Last week was a difficult time for my family. My grandmother died, and we needed to be with our family for the funeral and to grieve together.
Death is a hard fact of life for children to process. There are few things I have found harder, as a parent, than trying to explain the realities of death to our children in an appropriate and meaningful way. Those conversations always happen as I grieve and attempt to process my feelings, as is the case for any parent. This conversation has an extra level of difficulty when you share about the death of a family member to a child with a neurological need or disability.
That was our situation last week. I share it to walk you through our experience of conveying death and grief to our child while also dealing with our hurt and sadness.
Our oldest child, who is autistic, struggles with things being out of routine. There is a desire for everything to happen the same way every day, from meals to activities. He finds it hard to react to changes in another person’s emotions or how to process his emotional needs. He has a difficult time, as well, with grief. While we had not been able to see my grandmother in some time, we were very close to her. She would often stay with us to help us with him, especially when he was younger when I would be away on a church trip or at an annual conference. We knew he would find her death hard and not know how to process this reality.
Moments after we received word about her passing, we focused on how best to tell him what had happened. I wanted to be the one who told him since she was my grandmother, and I would leave later in the day to handle the arrangements. I told him that she had died, that she was with Jesus, and that we would say goodbye to her later in the week at the funeral. I was not sure if he understood what I said, and he returned to his tablet drawings. We wanted him to have as much of his routine as possible since the week would be chaotic.
It was hard at first to figure out how he was processing things. As my wife and I grieved, life was seemingly the same for him. Eventually, though, he responded in the ways he typically does when he is overwhelmed: easily excitable, on edge, loud, and, yes, at times aggressive outbursts. He was upset because someone he loved had died. He did not know how to process this change. Now our attention is focused on helping him to self-regulate and process what he was dealing with while also dealing with our stress and grief. (This is a time when it did not help that I was not only planning the funeral but also the one officiating as the pastor.)

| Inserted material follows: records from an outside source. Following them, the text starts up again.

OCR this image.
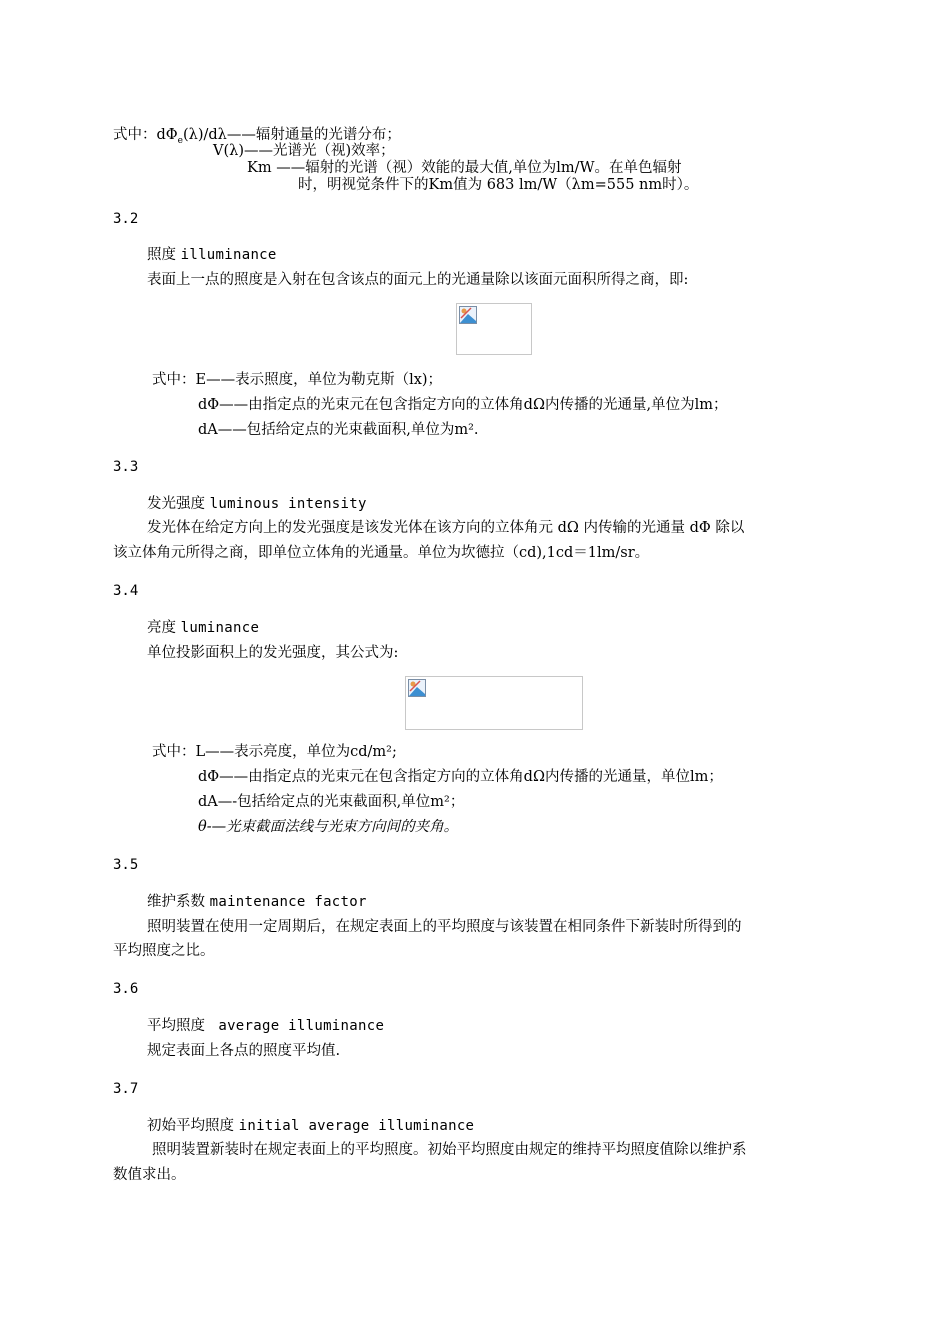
式中：$d\Phi_e(\lambda)/d\lambda——$辐射通量的光谱分布；
V(λ)——光谱光（视)效率；
Km ——辐射的光谱（视）效能的最大值,单位为lm/W。在单色辐射
时，明视觉条件下的Km值为 683 lm/W（λm=555 nm时）。
3.2
照度 illuminance
表面上一点的照度是入射在包含该点的面元上的光通量除以该面元面积所得之商，即:
式中：E——表示照度，单位为勒克斯（lx)；
dΦ——由指定点的光束元在包含指定方向的立体角dΩ内传播的光通量,单位为lm；
dA——包括给定点的光束截面积,单位为m².
3.3
发光强度 luminous intensity
发光体在给定方向上的发光强度是该发光体在该方向的立体角元 dΩ 内传输的光通量 dΦ 除以
该立体角元所得之商，即单位立体角的光通量。单位为坎德拉（cd),1cd＝1lm/sr。
3.4
亮度 luminance
单位投影面积上的发光强度，其公式为:
式中：L——表示亮度，单位为cd/m²;
dΦ——由指定点的光束元在包含指定方向的立体角dΩ内传播的光通量，单位lm；
dA—-包括给定点的光束截面积,单位m²；
θ-—光束截面法线与光束方向间的夹角。
3.5
维护系数 maintenance factor
照明装置在使用一定周期后，在规定表面上的平均照度与该装置在相同条件下新装时所得到的
平均照度之比。
3.6
平均照度  average illuminance
规定表面上各点的照度平均值.
3.7
初始平均照度 initial average illuminance
照明装置新装时在规定表面上的平均照度。初始平均照度由规定的维持平均照度值除以维护系
数值求出。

Because of the stress he was already feeling, my wife and I spent most of the early part of the week not talking about our grief but about what we do about the funeral. We were both stressed about the funeral. Not because a funeral can be stressful for anyone, but because of the challenges in how best to care for our son’s needs during the service. My grandmother’s funeral was to take place about two hours from our home, and I needed to be there early with the family and take care of the final details. Do I go by myself? Do I go the night before and everyone else comes later? Do we all go together, in separate cars, and go to the funeral at different times?
The latter option was what we decided upon. At the time, we thought it was the best decision. We were wrong.

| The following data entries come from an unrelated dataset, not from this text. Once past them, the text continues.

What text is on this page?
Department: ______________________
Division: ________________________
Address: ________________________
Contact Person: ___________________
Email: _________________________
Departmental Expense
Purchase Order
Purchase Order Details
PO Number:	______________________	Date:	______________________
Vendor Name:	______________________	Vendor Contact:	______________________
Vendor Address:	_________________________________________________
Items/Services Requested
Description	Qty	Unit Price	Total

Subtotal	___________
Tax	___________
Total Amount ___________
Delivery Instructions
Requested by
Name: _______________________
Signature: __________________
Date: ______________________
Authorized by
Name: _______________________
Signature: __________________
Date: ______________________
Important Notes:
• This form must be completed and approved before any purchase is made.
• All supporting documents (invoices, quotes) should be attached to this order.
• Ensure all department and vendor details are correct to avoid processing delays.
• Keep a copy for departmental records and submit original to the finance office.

We thought it through and looked at the pros and cons of each possibility. We prepared our son for what would happen through a visual schedule, which we have used in the past for him. We did not, however, account for our stress and grief in the situation.

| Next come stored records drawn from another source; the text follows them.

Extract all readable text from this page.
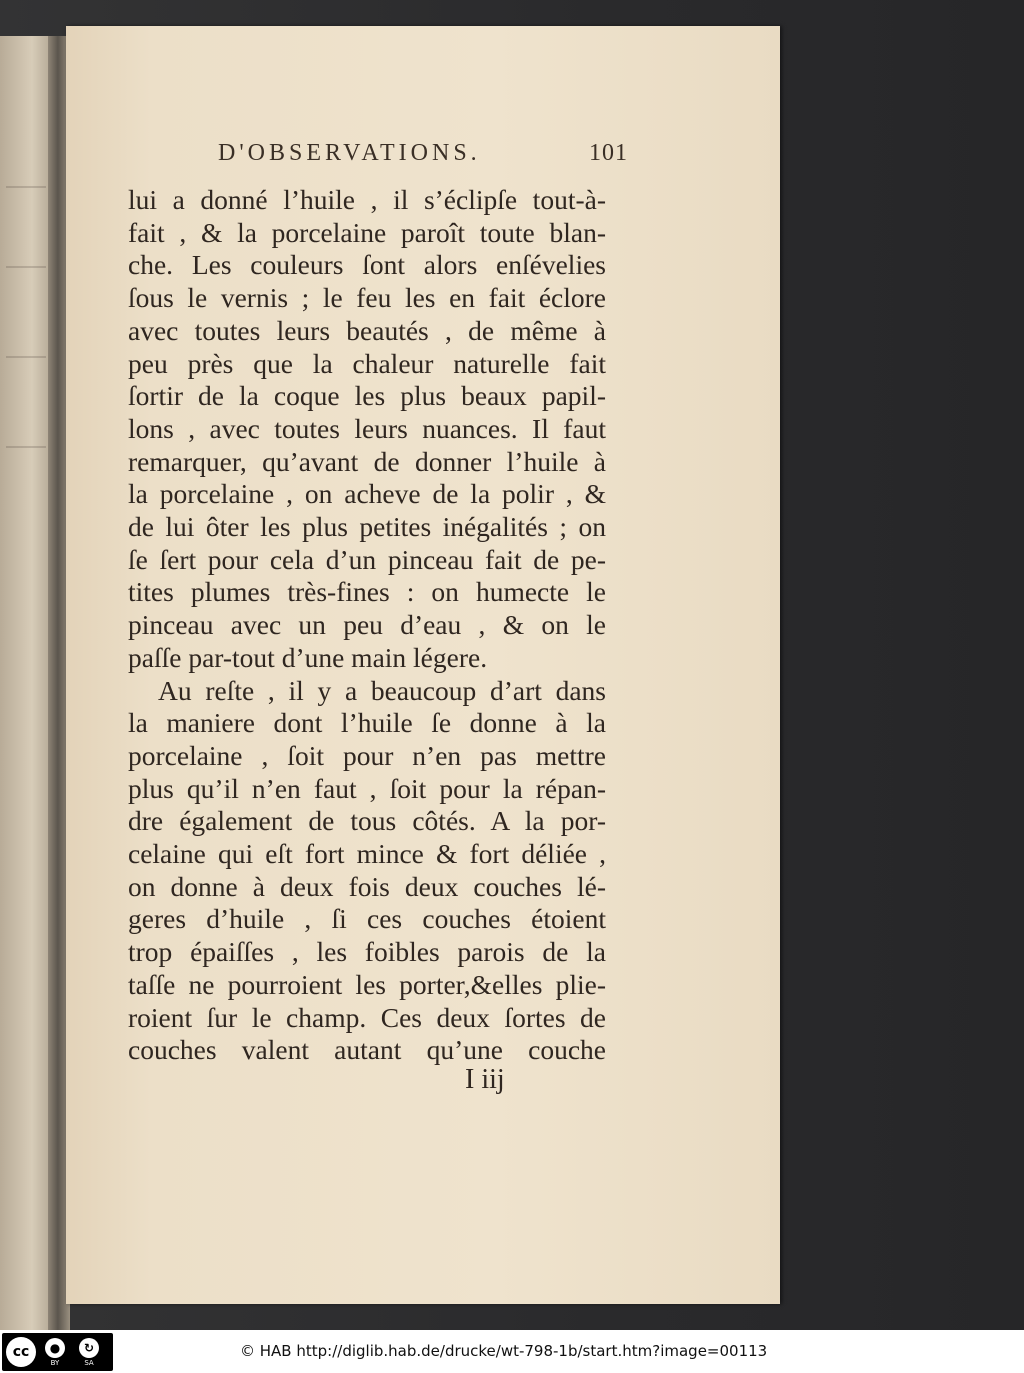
D'OBSERVATIONS.	101
lui a donné l’huile , il s’éclipſe tout-à-
fait , & la porcelaine paroît toute blan-
che. Les couleurs ſont alors enſévelies
ſous le vernis ; le feu les en fait éclore
avec toutes leurs beautés , de même à
peu près que la chaleur naturelle fait
ſortir de la coque les plus beaux papil-
lons , avec toutes leurs nuances. Il faut
remarquer, qu’avant de donner l’huile à
la porcelaine , on acheve de la polir , &
de lui ôter les plus petites inégalités ; on
ſe ſert pour cela d’un pinceau fait de pe-
tites plumes très-fines : on humecte le
pinceau avec un peu d’eau , & on le
paſſe par-tout d’une main légere.
Au reſte , il y a beaucoup d’art dans
la maniere dont l’huile ſe donne à la
porcelaine , ſoit pour n’en pas mettre
plus qu’il n’en faut , ſoit pour la répan-
dre également de tous côtés. A la por-
celaine qui eſt fort mince & fort déliée ,
on donne à deux fois deux couches lé-
geres d’huile , ſi ces couches étoient
trop épaiſſes , les foibles parois de la
taſſe ne pourroient les porter,&elles plie-
roient ſur le champ. Ces deux ſortes de
couches valent autant qu’une couche
I iij
cc	●
BY
↻
SA
© HAB http://diglib.hab.de/drucke/wt-798-1b/start.htm?image=00113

When I got ready to leave, approximately three hours before the funeral, he could not understand why he was not going with me. He wanted to go where I was going. I wanted to take him with me, but my wife and I felt it would be too much and too long for him to be there while I was also caring for the family and preparing for the funeral. His frustrations came out. It was clear there was no way he could handle the funeral. As a result, we were all stressed and tired.
What do you do? Do you force him to go to the funeral simply because it is what you do when someone dies in your family? Or do you care for his needs and let that be the guiding decision point? He needed to go home. He did not need to be at the funeral. So, what do you do?
We decided that my wife and children would go home while I stayed at the funeral. I would leave after I finished my pastoral duties, and would not linger with the family afterward.
It was a hard decision for all of us. We needed to be together as a family in a time of grief, yet we were apart because of the things we deal with in our family. I needed my family with me. There have been plenty of times when I have gone to church to lead worship as a pastor, only for the rest of the family to worship online at home because that is what was needed to care for our oldest child. I never felt alone in those moments. I felt entirely alone during the funeral and the graveside. I had no one to support me in my grief. I was a ghost. As a result, I had divided emotions and attention throughout the day. I needed to be with my family to lead the funeral, but I wanted to be home to care for my child and his needs.
Regardless of my loneliness, I would rather my son be safe than force him to do something that could only make things worse for him. He needed to go home, even as I struggled with being alone.
Once I got home that evening, everything returned to a relative sense of calm and normality. Our oldest son started to breathe a sigh of relief. We were grieving, but we were together.
In the aftermath, my wife and I kept thinking about how in this situation we did everything that had worked previously to help him through stressful situations. We talked with him. We gave him space to process. We gave him what he needed to comprehend the schedule and to know what was coming. What we did not account for, and it is a lesson learned, was how he would react to our stress, exhaustion, and grief during the week. Perhaps more than anything else, it was our stress and grief that may have been too much for him.
Then again, it is hard to know for certain. Every day is a day to learn and adjust as a special needs parent, even while going through the process of grief at the death of a close family member.